Несколько дней тому назад он услал одного из своих адъютантов по весьма важному делу в придунайские селения и теперь с нетерпением ожидал его возвращения, хотя внешне казался спокойным, даже флегматичным.
После ужина Иван Антонович принял начальника штаба, и почти сразу вслед за ним явился корпусной интендант, доложивший, что подвоз провианта задерживается на два-три дня из-за плохих дорог — последние сутки шли дожди, обозы поэтому застревали, а теперь вот подморозило, но лошади — правда, не все, а добрая половина — оказались раскованными, приходится немедля заняться перековкой, а это все, разумеется, время. Навстречу обозам посланы нынче утром надежные офицеры, и он, интендант, уверен, что весь купленный у населения провиант, несмотря ни на что, войска вскоре получат. Мейендорф, выслушав интенданта — раздобревшего на казенных хлебах полковника старых екатерининских времен, — с плохо скрытым раздражением предупредил, что за своевременную доставку провианта по назначению тот отвечает лично, пусть употребит, коль необходимо, надлежащие меры, чтобы войскам, особливо ж нынче, перед началом главной баталии за Измаил, ни в чем не было недостатка. «Сие теперь — главное, батенька». Больше командующий слушать не стал, хотя полковник, потея в туго облегающем мундире, пытался что-то объяснить, но барон сослался на чрезмерную занятость и отпустил его, еще раз, однако, предупредив, что завтра поутру ждет полного доклада о состоянии всего интендантства.

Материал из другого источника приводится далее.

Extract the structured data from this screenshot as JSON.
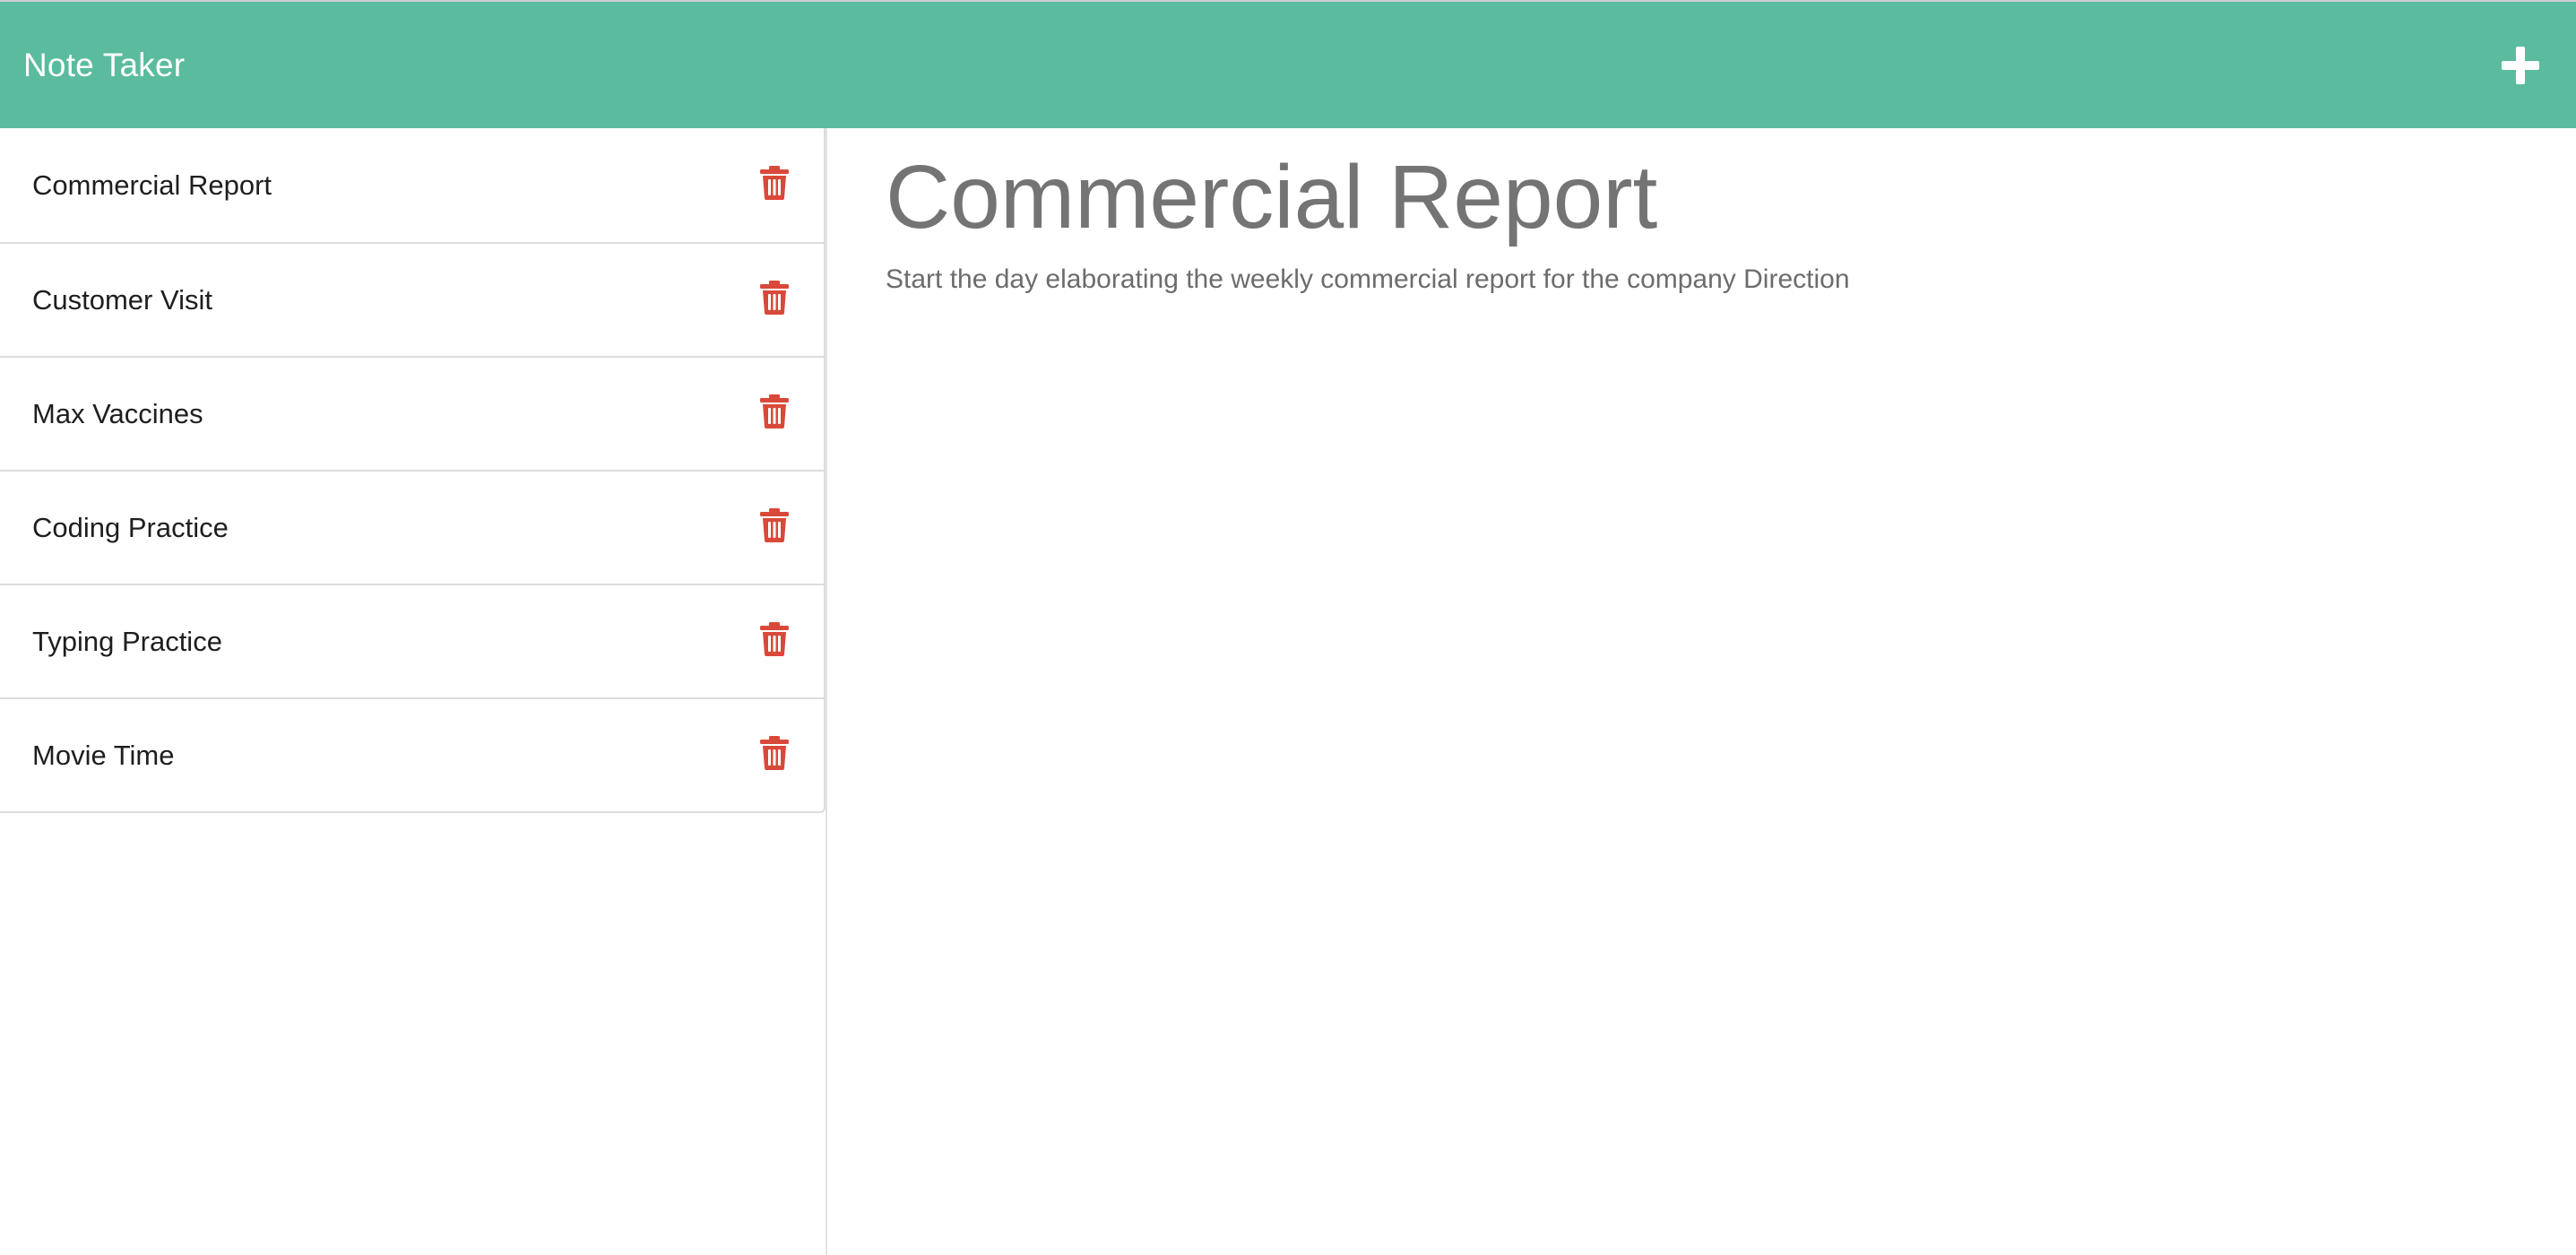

Время близилось к одиннадцати. Глухая ночь опустилась на Бендеры — тихий некогда городок-крепость, ставший вот уже который день штабом 2-го корпуса Задунайской армии.
Иван Антонович все чаще поглядывал на дверь в соседнюю комнатушку, превращенную в походную опочивальню. Весть, которую он ожидал услышать, слишком важна, чтобы, не дождавшись ее, уйти ко сну, да все едино, заснуть он бы и не смог. Адъютант Котляревский, если он жив и здоров, приедет сегодня непременно, задержать его могут лишь совершенно исключительные обстоятельства. Уже неоднократно Мейендорф имел возможность убедиться в точности и аккуратности этого человека.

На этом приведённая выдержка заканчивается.